This is a “worth reading even if it is long” recap of the Cummings story by Politicians.eu’s daily email.
If you get the free daily email there are many links to additional parts of the story.
QUOTE
SO IT’S ONE RULE FOR THEM? Boris Johnson will chair a tense bank holiday Cabinet meeting this morning with the Tory Party in a state of near-mutiny over his decision to stand by lockdown-flouting aide Dominic Cummings. The prime minister will gather his senior ministers via Zoom to agree a further tweaking of lockdown restrictions in the coming weeks, with Johnson planning to update the nation — and, he hopes, change the narrative — at another must-see press conference tonight. The PM’s most senior aides have canceled planned leave and flooded what was a pretty empty half-term news grid with attention-grabbing lockdown stories, starting with last night’s rushed-out announcement on schools. But trouble is still bubbling up from below, with Tory MPs from every wing of the party reporting abject rage from their constituents — and letting their whips know in no uncertain terms. This is not going away anytime soon.
Quick recap: Multiple conversations with Tory MPs and ministers reveal six key points of concern this morning about Cummings’ actions and the way this episode has been handled by No. 10.
First — the drive to Durham: The central charge is a willingness to ignore what we all thought was clear and unequivocal “stay at home” guidance for symptomatic people, and to have risked spreading the virus at motorway services, petrol stations or anywhere else a family of three traveling 260 miles may have needed to stop along the way. A senior government official last night insisted Cummings had not broken any rules — but refused once again to say whether he stopped off anywhere on the long drive to Durham. You all saw Transport Secretary Grant Shapps fail to answer this same question on TV yesterday. It’s going to be asked again and again.
Second — a day trip to Barnard Castle? The same government official also refused to confirm or deny whether Cummings did indeed make a separate lockdown-flouting 30-mile road trip from Durham to the beauty spot of Barnard Castle on his wife Mary Wakefield’s birthday in mid-April; and again, you all saw Boris Johnson fail to answer this same question on TV last night. Sky News reports this morning that the “distinctive” car number plate noted down by the local man who spotted Cummings at Barnard Castle does indeed match up with “a car Mr Cummings has got into in the past.” The Mirror and the Guardian say a complaint has been filed to the police.
Third — the PR operation: One MP cited the “arrogance” of Spectator journo Mary Wakefield’s decision to publish on April 23 what now looks to have been a pretty misleading version of the Cummings’ family life in lockdown, leaving her employer — a proud Tory institution with 300 years of history under its belt — looking a little daft when the truth came out. (It was notable the Speccie was the first right-leaning publication to publish a furious opinion piece headlined “Why Dominic Cummings must go” after the story broke.) And the knee-jerk reaction on Friday night for “a friend” of Cummings to brief accommodating journos that he “isn’t remotely bothered” by this story went down like a cold cup of sick among almost every Tory MP Playbook has spoken to, given the sensitive context and the serious impact the revelations are having upon party and government alike.

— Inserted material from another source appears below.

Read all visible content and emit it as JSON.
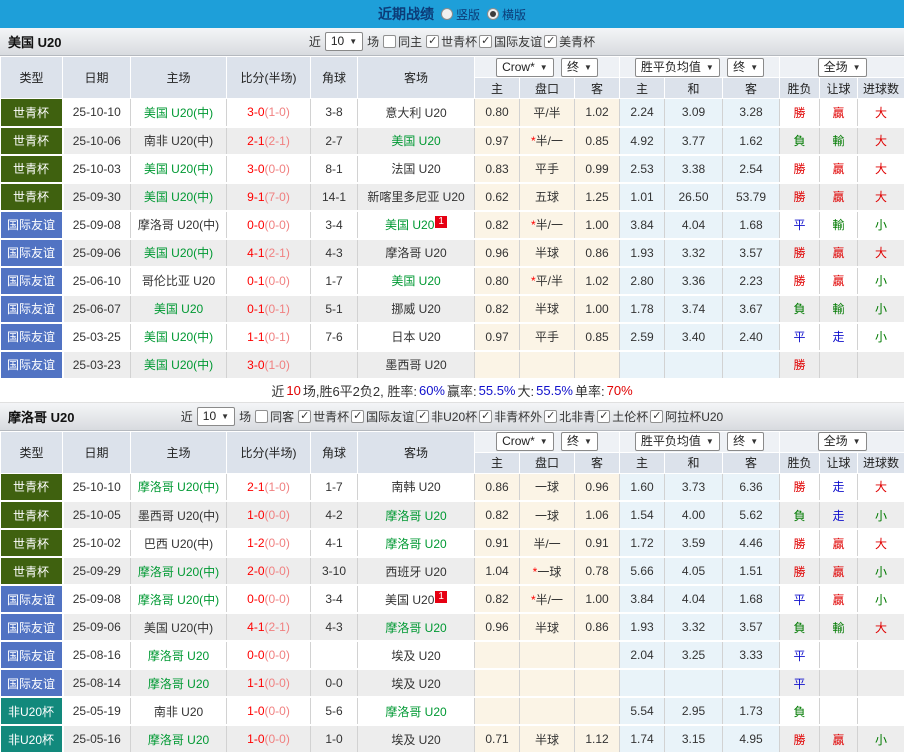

Fourth — the changing story: Equally enraging for Tory MPs has been No. 10’s failure to agree upon a credible story that ties in with what most people understood the lockdown guidance to be; and indeed with the police’s own version of events. The decision to exploit a loophole about exceptional circumstances for people unable to care for vulnerable people looks barely credible on the face of it, given thousands and thousands of parents have been in this exact same position but managed to stay at home, and given Cummings was well enough at the time to drive 260 miles across the country. Crucially, of course, there may be extenuating circumstances here we don’t know about — but if so, No. 10 is point-blank refusing to say. And so the questions continue.
Fifth — the impact on public health: It was pretty jaw-dropping to watch the unfortunate Grant Shapps being asked to effectively rewrite vital public health advice on the hoof as he was given the impossible task of answering journalists’ questions over the weekend. Asked if symptomatic people were now allowed to get in their cars and go and isolate near to their families, Shapps said: “You have to get yourself sort of locked down and do that in the best and most practical way. And that will be different for different people under whatever circumstances their particular family circumstances happen to dictate.” You may not have seen that one on a government poster last month.
Sixth — the damage to the Tory Party: Politically, this is the most worrying charge of all for many Tory MPs, and the one that Keir Starmer is clearly going to be hanging around this government’s neck every week forever more — that it’s “one rule for them, and another for the rest of us.” One rule for a Westminster elite, and another for the rest who are missing their families, worrying about their children, mourning their dead from afar. As Nigel Farage will tell you, this is one of the most potent attack lines in modern politics — and it looks like Cummings has handed it to his opponents on a plate.